The out-of-step Grammys face the music

By Raymond Fiore
December 19, 2003 at 05:00 AM EST

These aren’t your grammy’s Grammy nominations. Gone from the top categories were perennial faves Santana, Springsteen, and Sting when contenders for the 46th Annual Grammy Awards were announced Dec. 4. In their place, hip-hoppers like OutKast, Jay-Z, and Missy Elliott, and pretty young things like Beyonce and Justin Timberlake, reflected a seismic shift from the crusty classic-rock order of Grammys past. An overview:

— Hip-hop got props (and a serious shot at its first Record of the Year win) with an unprecedented four of the five nominations in the category: Beyonce (featuring Jay-Z), Black Eyed Peas, OutKast, and Eminem.

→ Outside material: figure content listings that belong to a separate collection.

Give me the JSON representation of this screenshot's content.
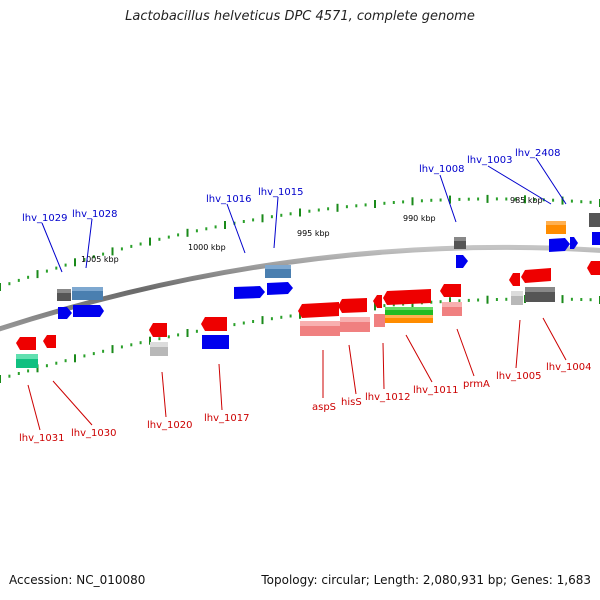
{
  "title": "Lactobacillus helveticus DPC 4571, complete genome",
  "footer": {
    "accession": "Accession: NC_010080",
    "stats": "Topology: circular; Length: 2,080,931 bp; Genes: 1,683"
  },
  "colors": {
    "backbone": "#7a7a7a",
    "tick_major": "#1a8a1a",
    "tick_minor": "#2aa02a",
    "label_forward": "#0000cc",
    "label_reverse": "#cc0000",
    "leader_forward": "#0000cc",
    "leader_reverse": "#cc0000"
  },
  "scale_labels": [
    "1005 kbp",
    "1000 kbp",
    "995 kbp",
    "990 kbp",
    "985 kbp"
  ],
  "forward_labels": [
    "lhv_1029",
    "lhv_1028",
    "lhv_1016",
    "lhv_1015",
    "lhv_1008",
    "lhv_1003",
    "lhv_2408"
  ],
  "reverse_labels": [
    "lhv_1031",
    "lhv_1030",
    "lhv_1020",
    "lhv_1017",
    "aspS",
    "hisS",
    "lhv_1012",
    "lhv_1011",
    "prmA",
    "lhv_1005",
    "lhv_1004"
  ]
}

— Eminem’s ”Lose Yourself” finally convinced Academy voters that rappers can write. It’s the first-ever rap song up for Song of the Year (a songwriter’s award).

— The flip side of the youthquake? A bunch of posthumous nods. Past winners George Harrison, Johnny Cash, and June Carter Cash all scored multiple mentions, led by the never-honored late great Warren Zevon’s five (including Song of the Year for ”Keep Me in Your Heart”).

— Lending industry cred to star maker American Idol, Grammy showed love to first-and second-season winners Kelly Clarkson (Best Female Pop Vocal) and Ruben Studdard (Best Male R&B Vocal), yet denied each a shot at Best New Artist.

— Bill and Hillary Clinton both got nods, his for Best Spoken Word Album for Children (Prokofiev: Peter and the Wolf…), hers for Best Spoken Word Album (Living History) — a category she conquered in ’97 (It Takes a Village).